Greetings world! Today marks an important day, not only in my life, but for this whole planet, probably for the universe too, maybe for all the universes, and for the universes on the other side of the worm hole, why? Because today I decide to give up...

  I give up, its enough, its not worth it, not anymore, how long will I be sitting here seeing the world fall apart in front of my eyes while I do nothing but whine about it, the question is... How Harsh can it get?

   Greeting you again; My name is Harsh Pherwani and by the time I've started this blog, I'm glad to assure you that I'm in a better place and already doing something that I'm supposed to do, Trying to save the world, one bit at a time. It's been enough, I've suffered enough seeing others suffering beyond their capacity. Enough of this drama, its time for a change, and it will come.

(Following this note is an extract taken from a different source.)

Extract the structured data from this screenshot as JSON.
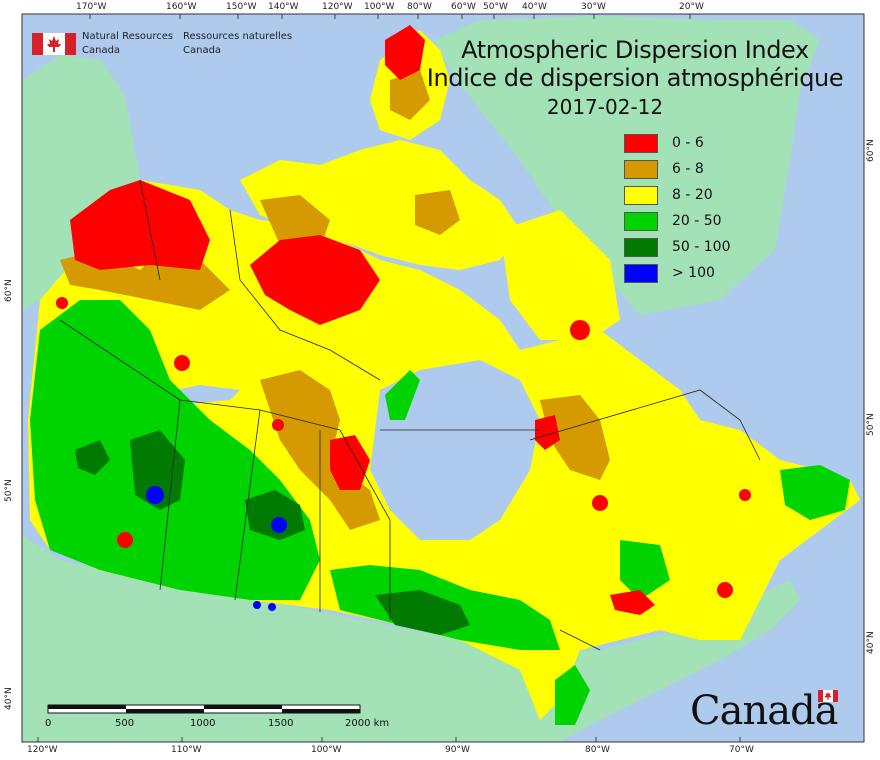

 Though this line is a bit overused, its absolutely effective. Mahatma Gandhi once said (or maybe he didn't, who knows?), "Be the change you want to see in the world". About me? Maybe the end of this blog page gives enough information about me and a simple Google search of my full name will say a lot of things. Mostly its about me being deeply interested in Technology, Psychology, Space-Science, Philosophy and doge memes.....What? gotta live that part of life too. Mostly, this blog will be about me whining about how sick I am of everything, and till the journey of the blog realizing that...

There is a solution to everything.

I mean, how harsh can it get right? How Naive can I get thinking that everything is over or this is the end for me, I mean, really.. Climate change, Poverty, War, Unacceptable deaths, Conspiracies, Corrupt politicians, Injustice etc..etc... has all rendered me numb, too numb to feel any of that shit and fit enough to solve all of them. I feel like I, and the world together can solve it, We cannot just sit back and cry, no one's gonna help us and that is the hard truth, why? because either they don't give a shit or... or they are just like us, just trying to survive through another day in this messy planet of ours.

By this time you might be thinking "Damn this blog is pessimist asf!! I ain't reading this shit", trust me, it isn't, it's simply  a story about how a 16 year old Indian teen with a history of always being a victim of stuff lives his daily life (and it is just another unique story, every Indian has a really different life) and tries to solve all the problems that comes to his way, while trying to enjoy what he got and not forgetting from where he came from. It's not going to be Melancholic as it sounds, trust me, you got to see this in another perspective, my perspective. So that you can better understand me and maybe we can help each other through this journey of life and make a meaning out of it while doing the good deed... Saving the world...

After all, How 'Harsh' can it get, huh??